Midem : fin de partie.
ça ne valait pas le coup de se lever tôt ce matin pour écouter le président du Midem nous expliquer que si la fréquentation des pros de la musique est en baisse au Midem, et si la musique ne se vend plus, ni en CD ni en digital, tout ça n’est pas grave car nous allons pouvoir profiter des tous les partenariats que les marques vont faire avec les artistes. Tout est pour le mieux dans le meilleur des mondes donc, et grâce au Midem, on a pu réfléchir à l’avenir de la musique, sans ventes, mais avec du co-branding.
Je renvoie alors à mon anecdote du premier jour du MidemNet quand nous avons entendu Michael Robertson nous expliquer en visioconférence qu’il n’était pas présent à cause des poursuites dont il est l’objet de la part d’EMI, “this is serious matter”.
Nous avons manqué hier soir Yom (The King Of Klezmer Music) pour visiter la soirée de Pschent, que nous espérons voir sur Yozik bientôt.
Le tour des stands ce matin m’a laissé la désagréable impression de ne pas avoir le bon point de vue sur le MIDEM, en découvrant les salons privés du dernier étage où les majors et les indépendants qui en ont les moyens avaient leurs rendez-vous toute cette semaine.

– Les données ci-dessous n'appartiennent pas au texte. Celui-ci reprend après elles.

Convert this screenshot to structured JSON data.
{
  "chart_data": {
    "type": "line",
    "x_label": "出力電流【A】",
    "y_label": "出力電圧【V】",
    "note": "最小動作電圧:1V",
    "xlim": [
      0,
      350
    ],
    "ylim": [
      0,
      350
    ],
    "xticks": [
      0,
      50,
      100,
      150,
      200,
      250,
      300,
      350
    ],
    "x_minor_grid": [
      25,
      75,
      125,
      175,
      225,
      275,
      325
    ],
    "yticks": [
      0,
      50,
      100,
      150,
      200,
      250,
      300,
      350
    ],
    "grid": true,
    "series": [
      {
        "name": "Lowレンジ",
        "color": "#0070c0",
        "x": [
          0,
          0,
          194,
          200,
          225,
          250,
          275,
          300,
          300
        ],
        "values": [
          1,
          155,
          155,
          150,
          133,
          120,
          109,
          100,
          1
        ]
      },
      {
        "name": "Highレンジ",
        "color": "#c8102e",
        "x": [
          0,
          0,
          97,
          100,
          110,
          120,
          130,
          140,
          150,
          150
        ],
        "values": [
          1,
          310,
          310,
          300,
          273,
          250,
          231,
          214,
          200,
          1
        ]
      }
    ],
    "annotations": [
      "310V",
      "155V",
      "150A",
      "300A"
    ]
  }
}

Je les vois parfaitement en train de regarder de haut ce qui se passait en bas, notamment à notre stand, et récupérer les bons artistes et les bons projets quand ils sont murs. Uns désagréable impression d’être manipulé…
Et je conclue ce Midem en appelant tous les professionnels de la musique et les gouvernements à prendre au sérieux la guerre qui se joue sur internet. Il est temps de travailler sérieusement pour imposer les règles du monde civilisé à Internet.
Merci surtout à RIT qui a réveillé notre stand et celui de la SCPP lundi soir avec sa musique, et à Aude qui a servi notre fameux foie gras.